A: Geothermal systems do not burn fossil fuel to generate heat; they simply transfer the heat to and from the earth to provide a more efficient and environmentally friendly method of heating and cooling. Only electric is used to operate these systems.
Q: What are the components of a geothermal system?
A: (1.) The geothermal heat pump. (2.) The energy source from well water, ground, or pond. (3.) The energy delivery system inside the home. Either duct work or radiant floor heating.
Q: How efficient is a geothermal system?
A: A geothermal system is 30-70% more efficient in heating, and more than twice as efficient in cooling as the most efficient ordinary system. Geothermal systems remove energy from the ground and make that energy useable to heat our homes. These systems will provide 4-5 dollars of heat from one dollar worth of electricity.

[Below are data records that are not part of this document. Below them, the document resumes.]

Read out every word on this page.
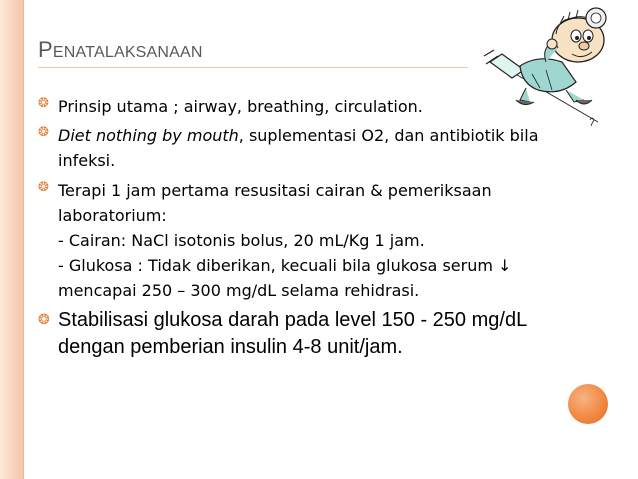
PENATALAKSANAAN
❂ Prinsip utama ; airway, breathing, circulation.
❂ Diet nothing by mouth, suplementasi O2, dan antibiotik bila
infeksi.
❂ Terapi 1 jam pertama resusitasi cairan & pemeriksaan
laboratorium:
- Cairan: NaCl isotonis bolus, 20 mL/Kg 1 jam.
- Glukosa : Tidak diberikan, kecuali bila glukosa serum ↓
mencapai 250 – 300 mg/dL selama rehidrasi.
❂ Stabilisasi glukosa darah pada level 150 - 250 mg/dL
dengan pemberian insulin 4-8 unit/jam.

Q: How does a geothermal heat pump work?
A: The geothermal heat pump has the ability to move energy from the ground to the home or from the home to the ground. The compressor in the unit is used to evaluate the temperature of the refrigerant to 160˚ to 180˚. The energy is transferred from the water to the refrigerant. The refrigerant then changes from a liquid to a gas and then back from a gas to a liquid. This change of state allows us to transfer heat into the home in the winter and transfer heat out of the home in the summer.
Q: What is a closed loop system?
A: A closed loop system uses a continuous loop of buried polyethylene pipe. The pipe is connected to the indoor heat pump to form a sealed underground loop through which an antifreeze-and-water solution is circulated. Most closed loops are drilled vertically in our area and in areas adjacent to the building. However, where adequate land is available, loops can be installed horizontally.
Q: What is an open loop system?
A: An open loop system uses groundwater from an ordinary well as a source. The groundwater is pumped into the heat pump unit where heat is extracted and the water is disposed of in an environmentally safe manner. Because groundwater is a relatively constant temperature year-round, wells are an excellent heat source.
Q: How long is the payback period for a geothermal system?
A: The payback on a geothermal system can be from 0 to 7 years. On a new home, the system can usually save enough money per year to make up what it costs extra to install the system. In an existing home, the payback can vary from 3 to 8 years depending upon what rebates or grants that are available and the cost of electric. They also should reduce maintenance costs and increase the value of the home.